The lack of cardiotoxicity associated with the nanosuspension formulation of itraconazole is attributed to a lower plasma concentration of free itraconazole available to cardiac tissue. Although plasma concentrations of free itraconazole were not evaluated in the present study, this is consistent with the PK found in rats in which animals administered SPORANOX® had over an order of magnitude greater plasma level of itraconazole than did nanosuspension-dosed animals within the first hour of dosing [12]. The first hour is emphasized here because it corresponds to the greatest difference in left ventricular contractility index observed in the present study.

The lower plasma concentration of free itraconazole associated with the nanosuspension formulation has been attributed to its rapid preferential uptake by cells of the MPS, particularly the spleen. Evidence to support this is based on pathological observations following an acute toxicity study in rats with the nanosuspension formulation [12]. Seven days after a single intravenous dose of 320 mg/kg of the nanosuspension formulation, pale, enlarged spleens were noted in all ten animals. A microscopic evaluation revealed cytoplasmic enlargement and vacuolation of splenic macrophages. Furthermore, electron microscopy demonstrated that the vacuolation was attributable to the presence of drug crystals within splenic macrophages. It is hypothesized that subsequent dissolution of the drug crystals from within the cells to the extracellular space, down a concentration gradient, provides a sustained-release drug depot effect.
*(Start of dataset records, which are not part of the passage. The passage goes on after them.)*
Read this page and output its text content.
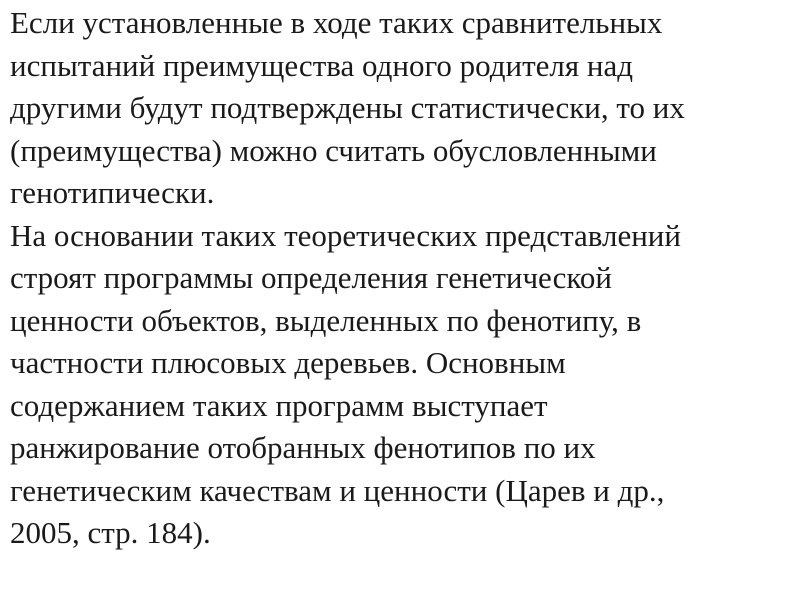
Если установленные в ходе таких сравнительных
испытаний преимущества одного родителя над
другими будут подтверждены статистически, то их
(преимущества) можно считать обусловленными
генотипически.
На основании таких теоретических представлений
строят программы определения генетической
ценности объектов, выделенных по фенотипу, в
частности плюсовых деревьев. Основным
содержанием таких программ выступает
ранжирование отобранных фенотипов по их
генетическим качествам и ценности (Царев и др.,
2005, стр. 184).
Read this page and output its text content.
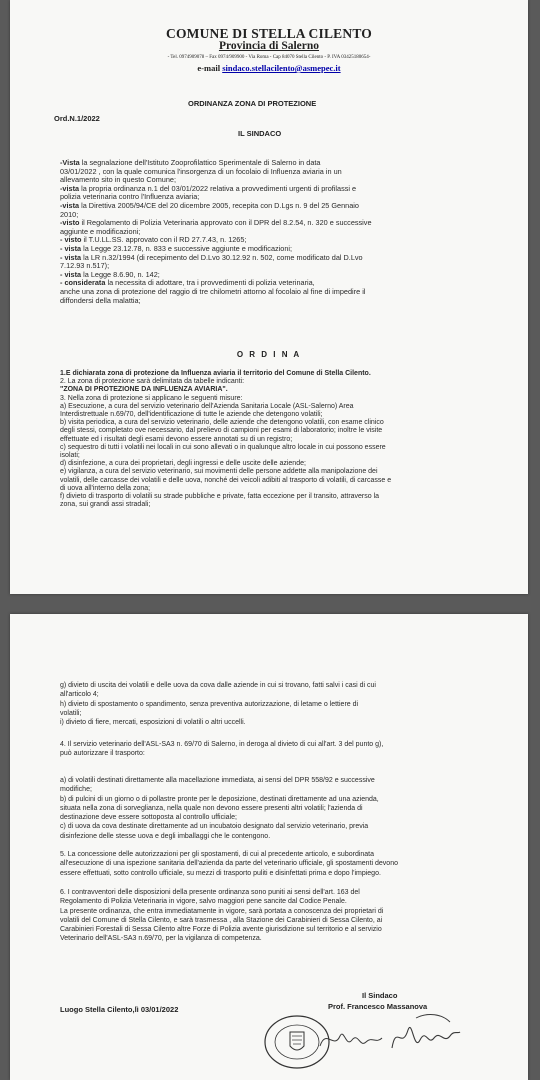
COMUNE DI STELLA CILENTO
Provincia di Salerno
- Tel. 0974909078 – Fax 0974/909900 - Via Roma - Cap 84070 Stella Cilento - P. IVA 03425180654-
e-mail sindaco.stellacilento@asmepec.it
ORDINANZA ZONA DI PROTEZIONE
Ord.N.1/2022
IL SINDACO

-Vista la segnalazione dell'Istituto Zooprofilattico Sperimentale di Salerno in data

03/01/2022 , con la quale comunica l'insorgenza di un focolaio di Influenza aviaria in un

allevamento sito in questo Comune;

-vista la propria ordinanza n.1 del 03/01/2022 relativa a provvedimenti urgenti di profilassi e

polizia veterinaria contro l'Influenza aviaria;

-vista la Direttiva 2005/94/CE del 20 dicembre 2005, recepita con D.Lgs n. 9 del 25 Gennaio

2010;

-visto il Regolamento di Polizia Veterinaria approvato con il DPR del 8.2.54, n. 320 e successive

aggiunte e modificazioni;

- visto il T.U.LL.SS. approvato con il RD 27.7.43, n. 1265;

- vista la Legge 23.12.78, n. 833 e successive aggiunte e modificazioni;

- vista la LR n.32/1994 (di recepimento del D.Lvo 30.12.92 n. 502, come modificato dal D.Lvo

7.12.93 n.517);

- vista la Legge 8.6.90, n. 142;

- considerata la necessita di adottare, tra i provvedimenti di polizia veterinaria,

anche una zona di protezione del raggio di tre chilometri attorno al focolaio al fine di impedire il

diffondersi della malattia;

O R D I N A

1.E dichiarata zona di protezione da Influenza aviaria il territorio del Comune di Stella Cilento.

2. La zona di protezione sarà delimitata da tabelle indicanti:

"ZONA DI PROTEZIONE DA INFLUENZA AVIARIA".

3. Nella zona di protezione si applicano le seguenti misure:

a) Esecuzione, a cura del servizio veterinario dell'Azienda Sanitaria Locale (ASL-Salerno) Area

Interdistrettuale n.69/70, dell'identificazione di tutte le aziende che detengono volatili;

b) visita periodica, a cura del servizio veterinario, delle aziende che detengono volatili, con esame clinico

degli stessi, completato ove necessario, dal prelievo di campioni per esami di laboratorio; inoltre le visite

effettuate ed i risultati degli esami devono essere annotati su di un registro;

c) sequestro di tutti i volatili nei locali in cui sono allevati o in qualunque altro locale in cui possono essere

isolati;

d) disinfezione, a cura dei proprietari, degli ingressi e delle uscite delle aziende;

e) vigilanza, a cura del servizio veterinario, sui movimenti delle persone addette alla manipolazione dei

volatili, delle carcasse dei volatili e delle uova, nonché dei veicoli adibiti al trasporto di volatili, di carcasse e

di uova all'interno della zona;

f) divieto di trasporto di volatili su strade pubbliche e private, fatta eccezione per il transito, attraverso la

zona, sui grandi assi stradali;

g) divieto di uscita dei volatili e delle uova da cova dalle aziende in cui si trovano, fatti salvi i casi di cui

all'articolo 4;

h) divieto di spostamento o spandimento, senza preventiva autorizzazione, di letame o lettiere di

volatili;

i) divieto di fiere, mercati, esposizioni di volatili o altri uccelli.

4. Il servizio veterinario dell'ASL-SA3 n. 69/70 di Salerno, in deroga al divieto di cui all'art. 3 del punto g),

può autorizzare il trasporto:

a) di volatili destinati direttamente alla macellazione immediata, ai sensi del DPR 558/92 e successive

modifiche;

b) di pulcini di un giorno o di pollastre pronte per le deposizione, destinati direttamente ad una azienda,

situata nella zona di sorveglianza, nella quale non devono essere presenti altri volatili; l'azienda di

destinazione deve essere sottoposta al controllo ufficiale;

c) di uova da cova destinate direttamente ad un incubatoio designato dal servizio veterinario, previa

disinfezione delle stesse uova e degli imballaggi che le contengono.

5. La concessione delle autorizzazioni per gli spostamenti, di cui al precedente articolo, e subordinata

all'esecuzione di una ispezione sanitaria dell'azienda da parte del veterinario ufficiale, gli spostamenti devono

essere effettuati, sotto controllo ufficiale, su mezzi di trasporto puliti e disinfettati prima e dopo l'impiego.

6. I contravventori delle disposizioni della presente ordinanza sono puniti ai sensi dell'art. 163 del

Regolamento di Polizia Veterinaria in vigore, salvo maggiori pene sancite dal Codice Penale.

La presente ordinanza, che entra immediatamente in vigore, sarà portata a conoscenza dei proprietari di

volatili del Comune di Stella Cilento, e sarà trasmessa , alla Stazione dei Carabinieri di Sessa Cilento, ai

Carabinieri Forestali di Sessa Cilento altre Forze di Polizia avente giurisdizione sul territorio e al servizio

Veterinario dell'ASL-SA3 n.69/70, per la vigilanza di competenza.

Luogo Stella Cilento,lì 03/01/2022
Il Sindaco
Prof. Francesco Massanova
The finding of initial sequestration by the MPS, followed by slow release, is generally found for intravenously administered nanoparticulate dosage forms [20].
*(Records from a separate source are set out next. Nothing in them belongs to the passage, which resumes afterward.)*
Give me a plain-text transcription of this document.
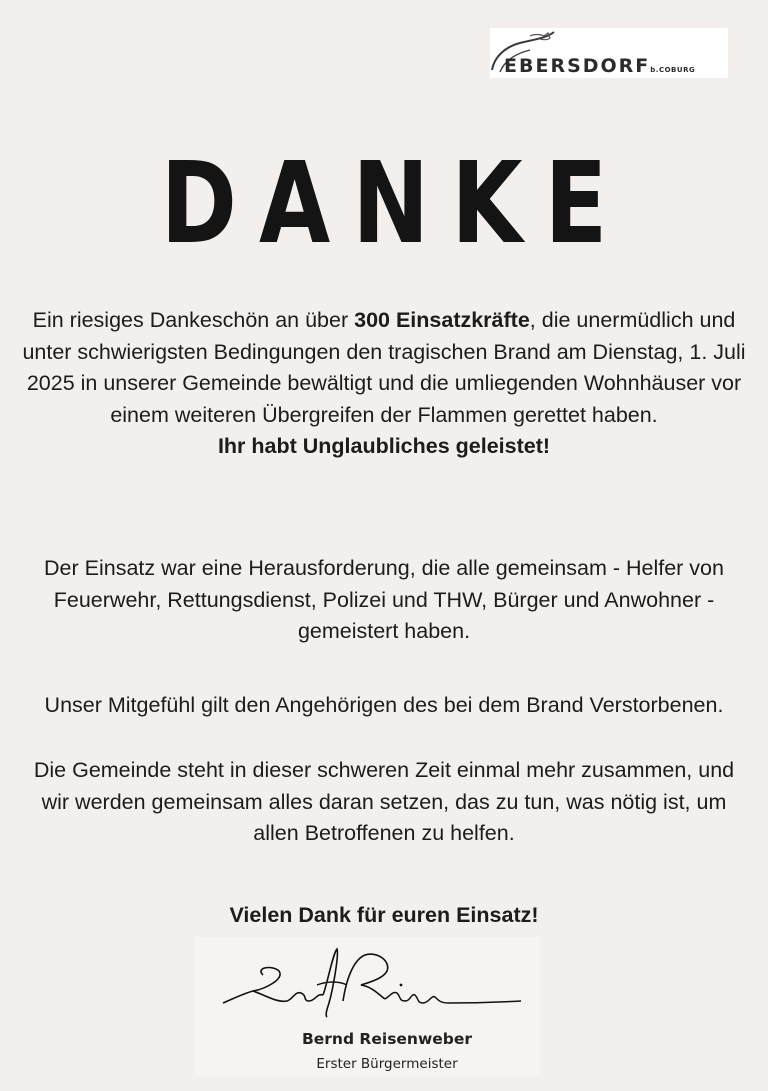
EBERSDORFb.COBURG
DANKE
Ein riesiges Dankeschön an über 300 Einsatzkräfte, die unermüdlich und unter schwierigsten Bedingungen den tragischen Brand am Dienstag, 1. Juli 2025 in unserer Gemeinde bewältigt und die umliegenden Wohnhäuser vor einem weiteren Übergreifen der Flammen gerettet haben.
Ihr habt Unglaubliches geleistet!
Der Einsatz war eine Herausforderung, die alle gemeinsam - Helfer von Feuerwehr, Rettungsdienst, Polizei und THW, Bürger und Anwohner - gemeistert haben.
Unser Mitgefühl gilt den Angehörigen des bei dem Brand Verstorbenen.
Die Gemeinde steht in dieser schweren Zeit einmal mehr zusammen, und wir werden gemeinsam alles daran setzen, das zu tun, was nötig ist, um allen Betroffenen zu helfen.
Vielen Dank für euren Einsatz!
Bernd Reisenweber
Erster Bürgermeister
Despite the significantly reduced plasma itraconazole levels, it was found that nanosuspension-formulated itraconazole is significantly more effective than SPORANOX® in rats challenged with candidiasis [12]. For the nanosuspension formulation, the kidney drug levels were significantly higher than SPORANOX®, leading to much reduced candida colony counts in kidney tissue. Furthermore, nanosuspension-treated rats survived a challenge with a lethal dose of an itraconazole-resistant strain of candida, while all SPORANOX® animals died. The reduced acute toxicity of the nanosuspension, due to lower peak plasma drug levels, permitted significantly increased dosing of the drug as a nanosuspension. Effectively, the AUC of the drug, the relevant pharmacological parameter for this drug class, could be significantly increased simply by changing the PK of the drug. This example demonstrates how the therapeutic index of a drug can be significantly increased by alteration of the PK, in the case where toxicity and efficacy are mediated by different parameters, Cmax and AUC, respectively.
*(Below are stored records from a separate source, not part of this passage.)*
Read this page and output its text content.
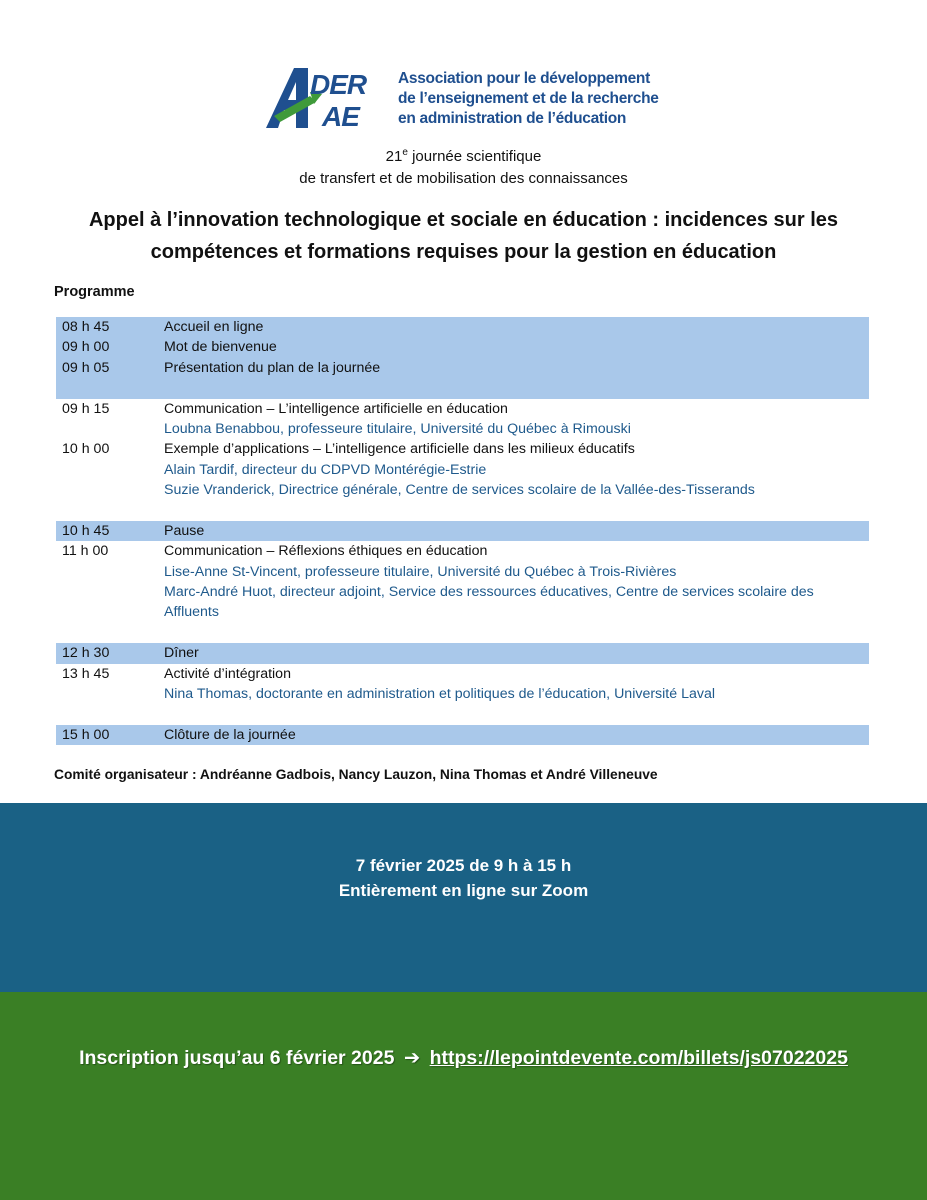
DER
AE
Association pour le développement
de l’enseignement et de la recherche
en administration de l’éducation
21e journée scientifique
de transfert et de mobilisation des connaissances
Appel à l’innovation technologique et sociale en éducation : incidences sur les
compétences et formations requises pour la gestion en éducation
Programme
08 h 45	Accueil en ligne
09 h 00	Mot de bienvenue
09 h 05	Présentation du plan de la journée
09 h 15	Communication – L’intelligence artificielle en éducation
Loubna Benabbou, professeure titulaire, Université du Québec à Rimouski
10 h 00	Exemple d’applications – L’intelligence artificielle dans les milieux éducatifs
Alain Tardif, directeur du CDPVD Montérégie-Estrie
Suzie Vranderick, Directrice générale, Centre de services scolaire de la Vallée-des-Tisserands
10 h 45	Pause
11 h 00	Communication – Réflexions éthiques en éducation
Lise-Anne St-Vincent, professeure titulaire, Université du Québec à Trois-Rivières
Marc-André Huot, directeur adjoint, Service des ressources éducatives, Centre de services scolaire des
Affluents
12 h 30	Dîner
13 h 45	Activité d’intégration
Nina Thomas, doctorante en administration et politiques de l’éducation, Université Laval
15 h 00	Clôture de la journée
Comité organisateur : Andréanne Gadbois, Nancy Lauzon, Nina Thomas et André Villeneuve
7 février 2025 de 9 h à 15 h
Entièrement en ligne sur Zoom
Inscription jusqu’au 6 février 2025 ➔ https://lepointdevente.com/billets/js07022025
In addition to mitigating cardiotoxicity, a ready-to-dose nanosuspension formulation of itraconazole has additional advantages over SPORANOX® including reducing the risk of medication errors and simplifying the jobs of medical personnel. SPORANOX® requires correct preparation and administration to ensure maximal safety and efficacy. Proper preparation requires the transfer of the full contents of the SPORANOX® ampule (25 ml at 10 mg/ml) to 0.9% Sodium Chloride Injection (50 ml) to achieve a concentration of itraconazole of 3.33 mg/ml. The health care professional is then required to remove 15 ml of the solution and discard prior to administering to the patient. All of these steps can be eliminated with a ready-to-dose nanosuspension of itraconazole. At an infusion rate of 1 ml/min, it will require an hour to infuse the required 60-ml (200 mg) dose of SPORANOX®. Based on the myocardial contractility results in the present study, however, the infusion duration required to deliver the recommended dose of itraconazole may be able to be decreased with a nanosuspension formulation without the negative inotropic effects.

In summary, a nanosuspension formulation of itraconazole lacks the negative inotropic effects associated with SPORANOX® for Injection as demonstrated in conscious dogs. In addition, there is the potential for the itraconazole nanosuspension formulation to mitigate medication errors as compared to SPORANOX® for Injection.